2. Le pillage des tribus juives :
• Référence coranique : Sourate 33:26-27 – “Et Il fit descendre de leurs forteresses ceux des gens du Livre qui les avaient soutenus et jeta l’effroi dans leurs cœurs. Un groupe d’entre eux, vous les tuiez, et un groupe vous les faisiez prisonniers. Et Il vous fit hériter leur terre, leurs demeures, leurs biens, ainsi qu’une terre que vous n’aviez point foulée.”
• Hadiths : Sahih Muslim 1765b, concernant la bataille contre les Banu Qurayza et la confiscation de leurs biens.
3. Fidélisation des nouveaux croyants :
• Référence coranique : Sourate 9:60 – “Les aumônes ne sont destinées que pour les pauvres, les indigents, ceux qui y travaillent, ceux dont les cœurs sont à gagner, l’affranchissement des jougs, ceux qui sont lourdement endettés, dans le sentier d’Allah, et pour le voyageur en détresse.”
• Hadith : Sahih al-Bukhari 3168, décrivant comment Mahomet donnait des parts de butin pour fidéliser les nouvelles tribus converties.

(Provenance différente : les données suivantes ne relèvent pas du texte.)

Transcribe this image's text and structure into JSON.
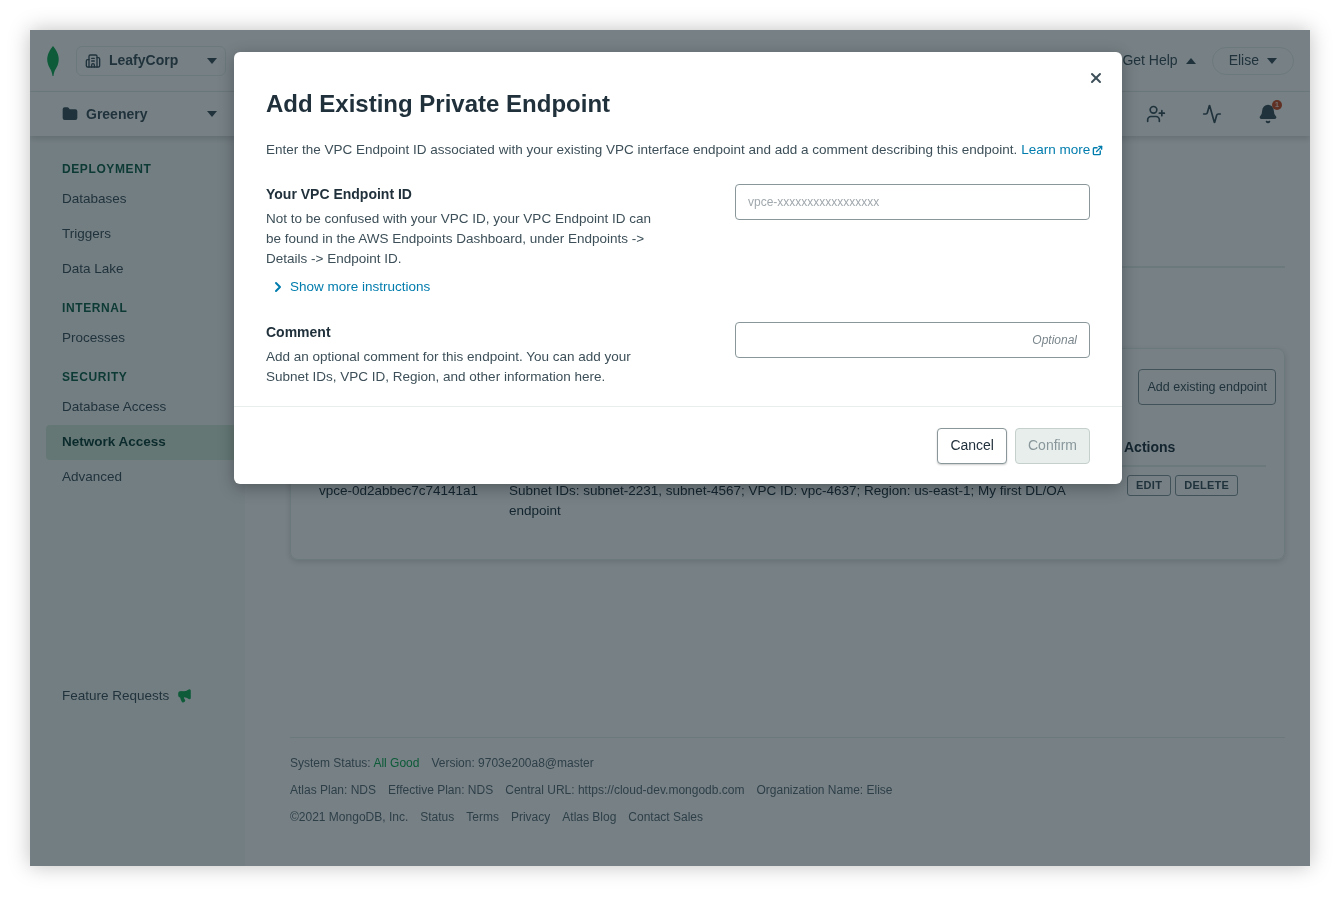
{
  "top_bar": {
    "organization": "LeafyCorp",
    "help": "Get Help",
    "user": "Elise"
  },
  "project_bar": {
    "project": "Greenery",
    "notification_count": "1"
  },
  "sidebar": {
    "sections": [
      {
        "heading": "DEPLOYMENT",
        "items": [
          {
            "label": "Databases",
            "selected": false
          },
          {
            "label": "Triggers",
            "selected": false
          },
          {
            "label": "Data Lake",
            "selected": false
          }
        ]
      },
      {
        "heading": "INTERNAL",
        "items": [
          {
            "label": "Processes",
            "selected": false
          }
        ]
      },
      {
        "heading": "SECURITY",
        "items": [
          {
            "label": "Database Access",
            "selected": false
          },
          {
            "label": "Network Access",
            "selected": true
          },
          {
            "label": "Advanced",
            "selected": false
          }
        ]
      }
    ],
    "feature_requests": "Feature Requests"
  },
  "endpoints": {
    "add_button": "Add existing endpoint",
    "columns": [
      "Actions"
    ],
    "rows": [
      {
        "endpoint_id": "vpce-0d2abbec7c74141a1",
        "comment": "Subnet IDs: subnet-2231, subnet-4567; VPC ID: vpc-4637; Region: us-east-1; My first DL/OA endpoint",
        "actions": [
          "EDIT",
          "DELETE"
        ]
      }
    ]
  },
  "footer": {
    "status_label": "System Status:",
    "status_value": "All Good",
    "version": "Version: 9703e200a8@master",
    "info": [
      "Atlas Plan: NDS",
      "Effective Plan: NDS",
      "Central URL: https://cloud-dev.mongodb.com",
      "Organization Name: Elise"
    ],
    "copyright": "©2021 MongoDB, Inc.",
    "links": [
      "Status",
      "Terms",
      "Privacy",
      "Atlas Blog",
      "Contact Sales"
    ]
  },
  "dialog": {
    "title": "Add Existing Private Endpoint",
    "description": "Enter the VPC Endpoint ID associated with your existing VPC interface endpoint and add a comment describing this endpoint.",
    "learn_more": "Learn more",
    "fields": [
      {
        "kind": "required",
        "label": "Your VPC Endpoint ID",
        "help": "Not to be confused with your VPC ID, your VPC Endpoint ID can be found in the AWS Endpoints Dashboard, under Endpoints -> Details -> Endpoint ID.",
        "expander": "Show more instructions",
        "placeholder": "vpce-xxxxxxxxxxxxxxxxx"
      },
      {
        "kind": "optional",
        "label": "Comment",
        "help": "Add an optional comment for this endpoint. You can add your Subnet IDs, VPC ID, Region, and other information here.",
        "placeholder": "Optional"
      }
    ],
    "cancel": "Cancel",
    "confirm": {
      "label": "Confirm",
      "disabled": true
    }
  }
}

4. Taxes spécifiques (la jizya) :
• Référence coranique : Sourate 9:29 – “Combattez ceux qui ne croient ni en Allah ni au Jour dernier, qui n’interdisent pas ce qu’Allah et Son Messager ont interdit et qui ne pratiquent pas la religion de la vérité, parmi ceux qui ont reçu le Livre, jusqu’à ce qu’ils versent la capitation (jizya) par leurs propres mains, en toute humilité.”
• Hadith : Sunan Abi Dawud 3025, expliquant la mise en place de la jizya pour les non-musulmans vivant sous le règne islamique.